The two 'teachers' for the first class of the first semester of the first University of the social movement was led by Ruben Solis Garcia and Stephanie Guilloud. Ruben covered the meaning of colonialism embodied in the five columns that hold up the 'system': 1) genocide and occupation & invasion 2) private property 3) Slavery 4) Capitalism and 5) Expansionism. The system is based on the following history and foundations
a) The so called 'right to discovery' b) established 'greater caribbean' as ground zero of all empires c) established and grew the 'original accumulation of capital' from slavery and d) it grew an 'emancipation', 'abolition' and independence movement, the ATLANTIC REVOLUTION.

Binary system scheme (Stephanie) Colonizer/colonized civilized/savage owner/owned man/woman white/black mind/body good/evil truth/lie clean/dirty (added)
Stephanie shared the thinking on gender and liberation as in thinking in brand new ways from the lens of liberation not just lifestyle, behavior or life. Liberation is about 'queering up' as a collective relations and communities in multiple circles of sex identity, gender rights and power and defining family and social organization. It is about the
sovereignty of the person and the body.
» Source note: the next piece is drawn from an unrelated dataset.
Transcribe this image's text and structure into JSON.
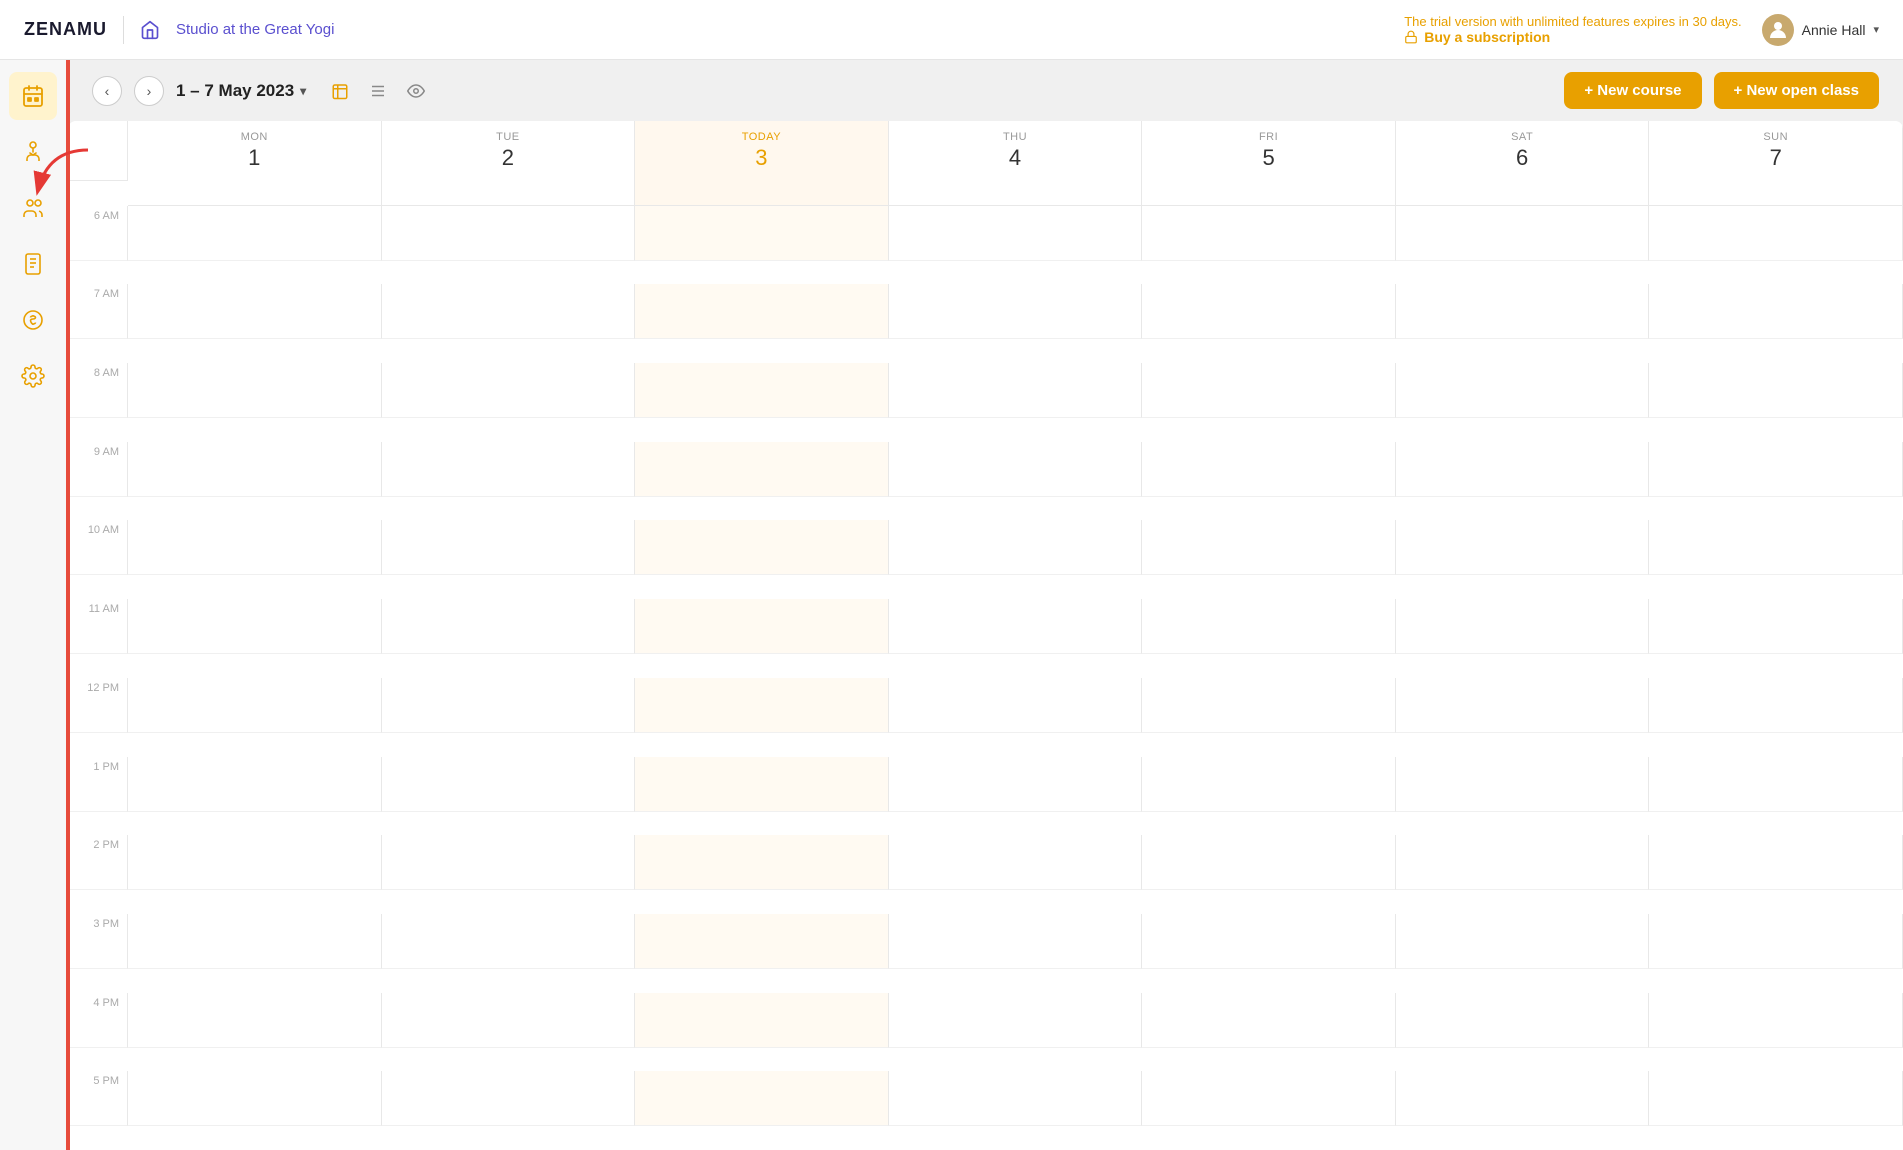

As a body social controls and colonialist rules and systems exert constraints, prohibitions, surveillance and ultimately violence and repression.
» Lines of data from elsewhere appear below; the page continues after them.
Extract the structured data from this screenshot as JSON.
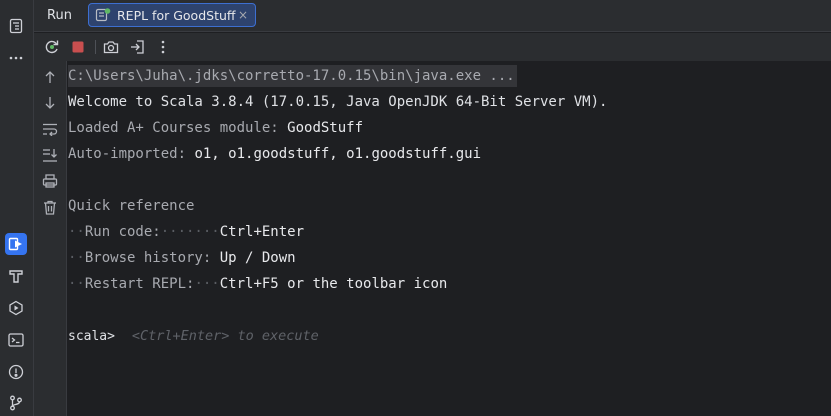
{
  "left_strip": {
    "items": [
      {
        "name": "structure-icon"
      },
      {
        "name": "more-icon"
      },
      {
        "name": "run-icon",
        "active": true
      },
      {
        "name": "build-icon"
      },
      {
        "name": "services-icon"
      },
      {
        "name": "terminal-icon"
      },
      {
        "name": "problems-icon"
      },
      {
        "name": "git-icon"
      }
    ]
  },
  "tabbar": {
    "title": "Run",
    "tab_label": "REPL for GoodStuff",
    "close_glyph": "×"
  },
  "toolbar": {
    "icons": [
      "rerun-icon",
      "stop-icon",
      "screenshot-icon",
      "exit-icon",
      "more-vertical-icon"
    ]
  },
  "gutter": {
    "icons": [
      "arrow-up-icon",
      "arrow-down-icon",
      "soft-wrap-icon",
      "scroll-to-end-icon",
      "print-icon",
      "trash-icon"
    ]
  },
  "console": {
    "command": "C:\\Users\\Juha\\.jdks\\corretto-17.0.15\\bin\\java.exe ...",
    "welcome": "Welcome to Scala 3.8.4 (17.0.15, Java OpenJDK 64-Bit Server VM).",
    "loaded_label": "Loaded A+ Courses module: ",
    "loaded_value": "GoodStuff",
    "imported_label": "Auto-imported: ",
    "imported_value": "o1, o1.goodstuff, o1.goodstuff.gui",
    "quick_ref_heading": "Quick reference",
    "ref_rows": [
      {
        "label": "Run code:",
        "dots": "·······",
        "value": "Ctrl+Enter"
      },
      {
        "label": "Browse history:",
        "dots": " ",
        "value": "Up / Down"
      },
      {
        "label": "Restart REPL:",
        "dots": "···",
        "value": "Ctrl+F5 or the toolbar icon"
      }
    ],
    "prompt": "scala>",
    "input_placeholder": "<Ctrl+Enter> to execute"
  },
  "colors": {
    "background": "#1e1f22",
    "panel": "#2b2d30",
    "accent": "#3574f0",
    "stop_red": "#c94f4f",
    "rerun_green": "#5fb865"
  }
}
Gender as Social Control of the Body
Gender as Liberatory Process
Physical & Sexual Violence
- disruption of connection / attack on the collective psyche
- used in war by state militaries and militias – EX: Andrew Jackson (1812) mutilated Indian bodies / Contras (1980s) in Nicaragua dragged bodies through public spaces as a warning
- used in families to assert and maintain authority – Indian Boarding schools, child sexual abuse
- Lynchings of Black men were/are justified by the idea of sexual violation of white women

Physical safety and sexual autonomy
Surveillance & discipline
- Registration of populations - medical industry – psycholological
pathologization (women, homosexuals,
gender variance) - AIDS epidemic - punishment, police, prison, torture - Ex: collective spaces, gatherings, religious celebrations were stopped – hygiene was the argument

Freedom of movement, citizenship, collective assembly, and healing practices
Constraints & Regulations of Family Formations
- motherhood as system for reproducing labor forces & institutionalizing colonial norms
- Sterilization projects – indigenous women, queers, disabled, prisoners, black women
- Moynihan manifesto – 1965

Liberated and fluid family formations
Some of the comments shared by the 26 student-participants of the first class of the first semester of the first University of the Social Movement as they were asked to write up what they knew about colonialism or imperialism or what questions they had about either:
What is neo-colonialism? Learning about struggles that have advanced the process of decolonialization. How did both (colonialism and imperialism) affect and shape the United States past
and present? Know how indigenous people were impacted by both Decolonize the mind How to teach about colonialism and imperialism Learn steps to break the chains of consumerism and internalized colonialism We are bend to think a certain way by force and control It is a type of agenda pushed on us on how to think and behave It is the overtaking of the land and the original people It is the subjugation and political domination Essentially it is for the exploitation of people Both are a murderous, soul crushing undertakings They are institutions for expansionism and create resistance

The participants of the class come from the Atlanta area with a couple of people from other regions but doing internships here and is MAJORITY FEMALE with 20 women and 6 men. It has a diverse make up in ages and sexual orientation but most if not all are organizers and practitioners out in the field via their work, organization of self.
University Sin Fronteras and Project South have 5 more classes to go in the
Liberation Summer Semester and the next subject is the colonial case of Puerto Rico the
longest running and oldest colony in the world today. 

The next class is on wednesday July 18th.